- Mir Ghulam Rasool Nazki
- Born: Mir Ghulam Rasool Nazki March 16, 1910 Jammu and Kashmir princely state, British India
- Died: April 16, 1998 (aged 88) Jammu and Kashmir, India
- Resting place: Srinagar, outside Kathi Darwaza
- Education: Islamia College of Science and Commerce, Srinagar
- Occupations: Poet; Writer; Broadcaster; Teacher;
- Children: Farooq Nazki Bilal Nazki Ayaz Rasool Nazki
- Writing career
- Language: Urdu, Persian, Arabic, Kashmiri
- Genres: Rubaʿi; Gazal; Satire;
- Subjects: Aesthetics, Spiritualism, Ethics
- Notable awards: Sahitya Akademi Award

= Ghulam Rasool Nazki =

Kashmiri poet, writer, broadcaster

Mir Ghulam Rasool Nazki (16 March 1910 16 April 1998), also spelled Meer Ghulam Rasul Naazki, was a Kashmiri poet, writer, broadcaster, and teacher. He wrote books, including poetry in regional and foreign languages such as Urdu, Persian, Arabic and later work in Kashmiri language. The recipient of Sahitya Akademi Award for Awaz-e-dost, a Kashmiri poetry, he is also credited as the "first Kashmiri writer" to write in Rupublic of India after independence, and the first poet to resuscitate quatrain poetic form in Kashmiri literature, which originally began during the period of thirteen and fourteenth century poets such as Lal Ded and Nund Reshi.

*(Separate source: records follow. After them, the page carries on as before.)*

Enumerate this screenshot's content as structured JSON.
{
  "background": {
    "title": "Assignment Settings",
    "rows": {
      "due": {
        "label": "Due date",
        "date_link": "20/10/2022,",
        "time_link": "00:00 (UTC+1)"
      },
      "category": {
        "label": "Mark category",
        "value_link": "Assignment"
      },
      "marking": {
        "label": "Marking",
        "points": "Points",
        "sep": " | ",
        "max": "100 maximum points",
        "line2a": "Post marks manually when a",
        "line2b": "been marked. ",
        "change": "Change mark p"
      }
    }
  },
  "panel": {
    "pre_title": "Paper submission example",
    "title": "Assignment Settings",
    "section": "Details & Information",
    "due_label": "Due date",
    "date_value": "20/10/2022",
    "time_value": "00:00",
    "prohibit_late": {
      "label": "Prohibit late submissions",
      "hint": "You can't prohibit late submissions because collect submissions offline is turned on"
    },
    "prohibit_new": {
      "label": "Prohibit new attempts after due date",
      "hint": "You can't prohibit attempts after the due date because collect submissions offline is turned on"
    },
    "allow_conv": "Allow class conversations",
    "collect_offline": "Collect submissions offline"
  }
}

He wrote poetry on various subjects and in poetic genres such as rubaʿi, spiritualism, moral philosophy, gazals, aesthetics and in satirical genre.

== Early life and education ==
He was born to Mir Ghulam Mustafa on 16 March 1910 in a spiritualism family. He received his initial schooling from his father Mir Ghulam Mustafa. At early age, he completed traditional education in religious texts, Persian and in Arabic, and later completed his intermediate schooling from a school at Bandipore. He later did his matriculation from the Islamia College of Science and Commerce, Srinagar.

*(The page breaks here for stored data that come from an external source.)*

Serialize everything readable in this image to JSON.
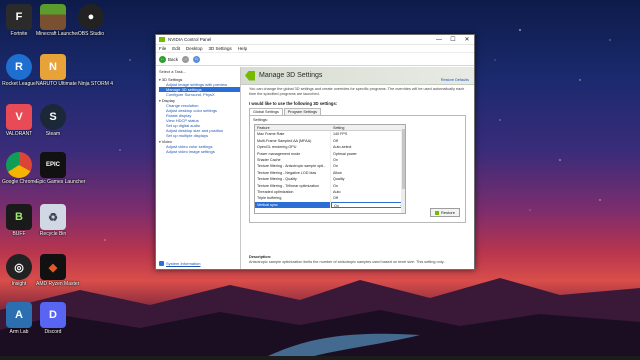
{
  "desktop": {
    "icons": [
      {
        "label": "Fortnite"
      },
      {
        "label": "Minecraft Launcher"
      },
      {
        "label": "OBS Studio"
      },
      {
        "label": "Rocket League"
      },
      {
        "label": "NARUTO Ultimate Ninja STORM 4"
      },
      {
        "label": "VALORANT"
      },
      {
        "label": "Steam"
      },
      {
        "label": "Google Chrome"
      },
      {
        "label": "Epic Games Launcher"
      },
      {
        "label": "BUFF"
      },
      {
        "label": "Recycle Bin"
      },
      {
        "label": "Insight"
      },
      {
        "label": "AMD Ryzen Master"
      },
      {
        "label": "Arm Lab"
      },
      {
        "label": "Discord"
      }
    ]
  },
  "window": {
    "title": "NVIDIA Control Panel",
    "controls": {
      "minimize": "—",
      "maximize": "☐",
      "close": "✕"
    },
    "menu": [
      "File",
      "Edit",
      "Desktop",
      "3D Settings",
      "Help"
    ],
    "toolbar": {
      "back": "Back"
    },
    "task_label": "Select a Task...",
    "tree": [
      {
        "group": "3D Settings",
        "items": [
          "Adjust image settings with preview",
          "Manage 3D settings",
          "Configure Surround, PhysX"
        ],
        "selected": 1
      },
      {
        "group": "Display",
        "items": [
          "Change resolution",
          "Adjust desktop color settings",
          "Rotate display",
          "View HDCP status",
          "Set up digital audio",
          "Adjust desktop size and position",
          "Set up multiple displays"
        ],
        "selected": -1
      },
      {
        "group": "Video",
        "items": [
          "Adjust video color settings",
          "Adjust video image settings"
        ],
        "selected": -1
      }
    ],
    "system_info": "System Information",
    "header": {
      "title": "Manage 3D Settings",
      "restore_defaults": "Restore Defaults"
    },
    "intro": "You can change the global 3D settings and create overrides for specific programs. The overrides will be used automatically each time the specified programs are launched.",
    "want_label": "I would like to use the following 3D settings:",
    "tabs": [
      "Global Settings",
      "Program Settings"
    ],
    "settings_label": "Settings:",
    "grid": {
      "head": {
        "feature": "Feature",
        "setting": "Setting"
      },
      "rows": [
        {
          "feature": "Max Frame Rate",
          "setting": "140 FPS"
        },
        {
          "feature": "Multi-Frame Sampled AA (MFAA)",
          "setting": "Off"
        },
        {
          "feature": "OpenGL rendering GPU",
          "setting": "Auto-select"
        },
        {
          "feature": "Power management mode",
          "setting": "Optimal power"
        },
        {
          "feature": "Shader Cache",
          "setting": "On"
        },
        {
          "feature": "Texture filtering - Anisotropic sample opti...",
          "setting": "On"
        },
        {
          "feature": "Texture filtering - Negative LOD bias",
          "setting": "Allow"
        },
        {
          "feature": "Texture filtering - Quality",
          "setting": "Quality"
        },
        {
          "feature": "Texture filtering - Trilinear optimization",
          "setting": "On"
        },
        {
          "feature": "Threaded optimization",
          "setting": "Auto"
        },
        {
          "feature": "Triple buffering",
          "setting": "Off"
        },
        {
          "feature": "Vertical sync",
          "setting": "On"
        }
      ],
      "selected_index": 11
    },
    "restore_button": "Restore",
    "description_label": "Description:",
    "description": "Anisotropic sample optimization limits the number of anisotropic samples used based on texel size. This setting only..."
  },
  "colors": {
    "nvidia_green": "#76b900",
    "selection_blue": "#2b6fd6",
    "link_blue": "#1f56b3"
  }
}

After completing his education, he was appointed as a language teacher at a primary school in Kupwara district when he was sixteen. After serving in education department, he joined Radio Kashmir Jammu in 1948 as an announcer, and later joined the All India Radio until he retired from radio broadcasting service in 1966.

== Literary career ==
He began writing around 1928 while serving as a teacher at Kupwara district. The first Urdu classical poetry he came across was Aab-e hayat by Muhammad Husain Azad, and later he started writing verse poetic compositions in Urdu language which was first published in Urdu magazines such as Kaleem and Adb-e-Lateef, 1930s literary magazines edited by Josh Malihabadi and other literary figures of that time. His poetry titled Ek Andhi Ladki Ki Dua is recognized one of the prominent writings in Jammu and Kashmir.

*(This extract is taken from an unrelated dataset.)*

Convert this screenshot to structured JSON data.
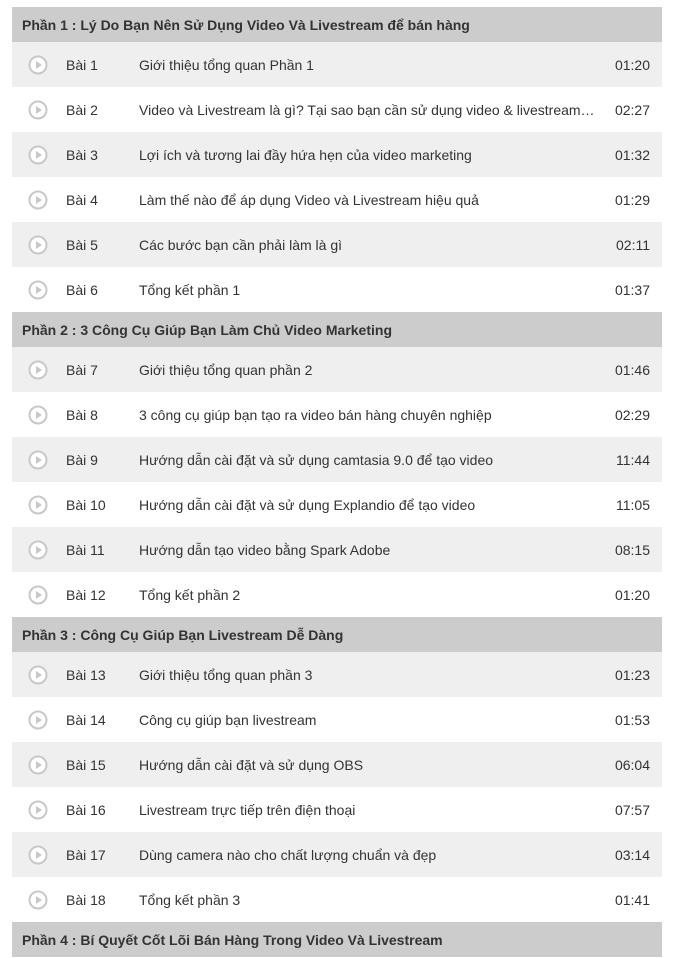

He wrote his first volume of Urdu poetry titled Deedai Tar in 1948, leading him to become the first writer of Kashmir to write after independence. He later wrote Chirageraah and Mataifaqeer Urdu poetries. He also wrote a book on Gani Kashmiri's verses and a monograph on Dinanath Nadim, 9th century's Kashmiri poet. In the later years, he wrote poetry in Kashmiri language, including Nimrudnama, Awaze Dost and Kaweyenewol.

==Awards and accordion==
In 1987, he became the recipient of Sahitya Akademi Award, a literary honour in India, for his poetry titled Awaz-e-dost. He, according to Mohammad Yousuf Taing was referred to as "Jamiulkamalat". (Note: It translates as "the multidimensional achiever")

== Death ==
Nazki was suffering from colorectal cancer, and was asked to for medical treatment. He refused to treat his disease and died on 16 April 1998 in Srinagar, Jammu and Kashmir. He is buried near Kathi Darwaza.